The total gives a more realistic picture of the impact of drugs on British society, and it is based on a broader definition, which includes fatal accidents involving drug users. Earlier surveys had excluded deaths due to indirect or long-term effects of drugs, such as Aids or road traffic accidents.

The figures are published today in Social Trends, an annual snapshot of life in Britain produced by the Office for National Statistics (ONS).

It reports that officials from the Home Office and ONS have been working together to "reach a closer approximation of the number of deaths due to drug misuse".

The new definition records that 1,223 people in England and Wales died in 1997 from drug-related accidents, 474 from drug-related suicides and 418 where the cause of death was undetermined but where drugs were involved.

Social Trends reports that 61 British motorists, passengers and pedestrians killed in road accidents in 1997 tested positive for illegal drugs and 27 for medicinal drugs. A further 97 were over the legal limit for alcohol.

Figures for drug-related deaths in England and Wales have remained at about 700 per year since 1994, with the total for Scotland about 120.

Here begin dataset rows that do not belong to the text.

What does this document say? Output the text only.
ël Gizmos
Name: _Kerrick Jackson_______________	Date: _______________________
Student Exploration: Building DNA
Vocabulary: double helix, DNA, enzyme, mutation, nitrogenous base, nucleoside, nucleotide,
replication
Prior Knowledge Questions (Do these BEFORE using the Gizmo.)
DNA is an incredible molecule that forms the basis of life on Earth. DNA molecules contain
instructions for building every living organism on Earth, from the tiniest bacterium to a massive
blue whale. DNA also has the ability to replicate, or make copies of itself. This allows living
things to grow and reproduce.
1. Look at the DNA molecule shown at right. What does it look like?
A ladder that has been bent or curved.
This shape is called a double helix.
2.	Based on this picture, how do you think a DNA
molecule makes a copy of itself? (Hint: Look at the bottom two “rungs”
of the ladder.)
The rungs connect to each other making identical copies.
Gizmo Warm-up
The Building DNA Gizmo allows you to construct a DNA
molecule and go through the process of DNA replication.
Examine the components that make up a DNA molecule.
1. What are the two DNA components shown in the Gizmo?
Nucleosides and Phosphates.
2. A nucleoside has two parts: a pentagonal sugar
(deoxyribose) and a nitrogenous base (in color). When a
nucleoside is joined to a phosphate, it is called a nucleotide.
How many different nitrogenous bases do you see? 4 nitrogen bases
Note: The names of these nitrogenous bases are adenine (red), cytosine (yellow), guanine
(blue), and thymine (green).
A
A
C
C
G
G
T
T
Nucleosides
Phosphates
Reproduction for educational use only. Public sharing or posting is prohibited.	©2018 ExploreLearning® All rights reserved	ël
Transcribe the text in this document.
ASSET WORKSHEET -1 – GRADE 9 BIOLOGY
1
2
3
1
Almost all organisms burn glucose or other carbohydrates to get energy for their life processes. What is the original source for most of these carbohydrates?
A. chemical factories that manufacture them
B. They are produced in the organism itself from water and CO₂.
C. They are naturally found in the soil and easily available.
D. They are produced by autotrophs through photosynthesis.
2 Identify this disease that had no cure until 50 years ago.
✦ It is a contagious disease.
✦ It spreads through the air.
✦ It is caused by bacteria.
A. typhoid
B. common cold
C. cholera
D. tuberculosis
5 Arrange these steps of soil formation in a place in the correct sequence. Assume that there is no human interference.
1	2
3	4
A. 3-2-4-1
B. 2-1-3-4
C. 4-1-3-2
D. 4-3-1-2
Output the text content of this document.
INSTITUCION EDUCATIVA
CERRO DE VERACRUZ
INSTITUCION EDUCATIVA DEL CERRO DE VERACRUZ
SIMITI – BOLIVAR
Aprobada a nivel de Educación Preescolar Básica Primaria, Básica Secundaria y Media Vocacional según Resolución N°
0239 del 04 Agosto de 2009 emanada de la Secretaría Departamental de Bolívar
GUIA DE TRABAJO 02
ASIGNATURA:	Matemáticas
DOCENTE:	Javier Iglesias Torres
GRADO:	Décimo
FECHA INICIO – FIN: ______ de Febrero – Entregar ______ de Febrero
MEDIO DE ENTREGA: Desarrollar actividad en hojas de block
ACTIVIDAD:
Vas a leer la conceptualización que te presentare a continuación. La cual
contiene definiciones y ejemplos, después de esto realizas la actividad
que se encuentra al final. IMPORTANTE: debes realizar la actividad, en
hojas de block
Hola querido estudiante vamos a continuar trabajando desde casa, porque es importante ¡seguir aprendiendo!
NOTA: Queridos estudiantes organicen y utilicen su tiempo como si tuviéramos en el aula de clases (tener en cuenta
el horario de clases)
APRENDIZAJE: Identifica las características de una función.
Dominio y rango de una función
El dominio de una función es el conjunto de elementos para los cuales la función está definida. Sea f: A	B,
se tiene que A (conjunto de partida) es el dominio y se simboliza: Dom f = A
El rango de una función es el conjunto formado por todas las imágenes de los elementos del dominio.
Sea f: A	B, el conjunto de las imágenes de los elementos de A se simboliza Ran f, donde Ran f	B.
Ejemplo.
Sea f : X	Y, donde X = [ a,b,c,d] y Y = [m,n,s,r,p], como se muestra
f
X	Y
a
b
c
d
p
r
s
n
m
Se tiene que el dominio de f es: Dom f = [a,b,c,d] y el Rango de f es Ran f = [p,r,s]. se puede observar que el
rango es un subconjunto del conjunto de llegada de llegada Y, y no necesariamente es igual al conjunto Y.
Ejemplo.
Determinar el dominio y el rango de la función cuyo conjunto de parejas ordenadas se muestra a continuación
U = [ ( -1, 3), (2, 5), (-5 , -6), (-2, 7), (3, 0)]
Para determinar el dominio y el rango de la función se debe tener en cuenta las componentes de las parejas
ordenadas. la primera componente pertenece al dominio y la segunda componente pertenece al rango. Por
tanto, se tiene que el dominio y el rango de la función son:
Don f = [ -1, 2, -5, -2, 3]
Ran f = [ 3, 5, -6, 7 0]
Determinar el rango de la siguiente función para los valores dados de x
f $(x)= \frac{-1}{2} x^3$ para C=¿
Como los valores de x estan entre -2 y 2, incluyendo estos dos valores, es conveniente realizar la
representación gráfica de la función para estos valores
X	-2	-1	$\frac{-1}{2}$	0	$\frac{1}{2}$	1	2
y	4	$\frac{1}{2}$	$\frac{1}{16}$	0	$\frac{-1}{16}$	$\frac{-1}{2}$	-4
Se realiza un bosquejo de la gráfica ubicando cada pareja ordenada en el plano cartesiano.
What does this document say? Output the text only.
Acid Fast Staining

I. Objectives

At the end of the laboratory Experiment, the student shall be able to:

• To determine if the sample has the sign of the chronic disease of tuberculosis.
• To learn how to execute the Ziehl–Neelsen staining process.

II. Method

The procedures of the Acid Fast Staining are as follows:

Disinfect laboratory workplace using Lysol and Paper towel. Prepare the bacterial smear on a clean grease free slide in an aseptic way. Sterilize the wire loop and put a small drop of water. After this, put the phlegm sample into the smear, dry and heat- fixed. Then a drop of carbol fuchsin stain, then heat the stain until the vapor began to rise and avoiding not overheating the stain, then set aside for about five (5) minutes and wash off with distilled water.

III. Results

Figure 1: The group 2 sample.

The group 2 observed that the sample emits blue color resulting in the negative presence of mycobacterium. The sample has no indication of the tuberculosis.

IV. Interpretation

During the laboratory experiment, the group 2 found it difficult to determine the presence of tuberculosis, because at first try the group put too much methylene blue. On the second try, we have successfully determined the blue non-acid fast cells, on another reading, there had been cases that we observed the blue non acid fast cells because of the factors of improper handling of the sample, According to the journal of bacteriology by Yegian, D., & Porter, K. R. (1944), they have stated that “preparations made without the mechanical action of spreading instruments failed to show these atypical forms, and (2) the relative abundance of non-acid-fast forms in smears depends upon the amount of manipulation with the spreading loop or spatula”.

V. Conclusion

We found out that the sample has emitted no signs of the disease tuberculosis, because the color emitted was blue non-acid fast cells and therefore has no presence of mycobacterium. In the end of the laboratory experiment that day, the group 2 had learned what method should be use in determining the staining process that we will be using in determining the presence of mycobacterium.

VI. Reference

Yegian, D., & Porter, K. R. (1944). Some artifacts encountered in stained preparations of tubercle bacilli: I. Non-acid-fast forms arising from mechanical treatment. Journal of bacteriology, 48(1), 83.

Social Trends includes a special report, compiled by the Institute for the Study of Drug Dependence, giving an over-view of the extent and consequences of drug use in Britain.

The report includes statistics demonstrating the widespread use of illicit substances, particularly among the younger population.

Home Office research shows that 57 per cent of men between 20 and 24 have tried illegal drugs and more than half of the total number of people arrested by police in Manchester, London and Cambridge tested positive for cannabis.

Police seizures of cannabis increased seven-fold between 1991 and 1996. The report also notes a "worrying" increase in seizures of heroin.

It concludes that despite the efforts of researchers there are still serious gaps in our knowledge of the extent of drug use in Britain.

The report states: "We cannot describe adequately those who are not receiving treatment, nor can we show how drugs are impacting on communities. We cannot say much about the degree to which drugs are available on our streets."

Last night Harry Shapiro, spokesman for the Institute for the Study of Drug Dependence, said: "We must realise that this wider definition of drug-misuse related deaths includes people who would not normally be regarded as drug-users, but who use drugs, including paracetamol, as a vehicle for suicide."

He pointed out that even with the wider definition of drug-related deaths, the figure was only a fraction of the 140,000 people who died from tobacco and alcohol misuse each year.

He said: "What we really need to know is how many people are reporting for treatment at accident and emergency departments. Who are the people being admitted, under what conditions and after using what drugs?"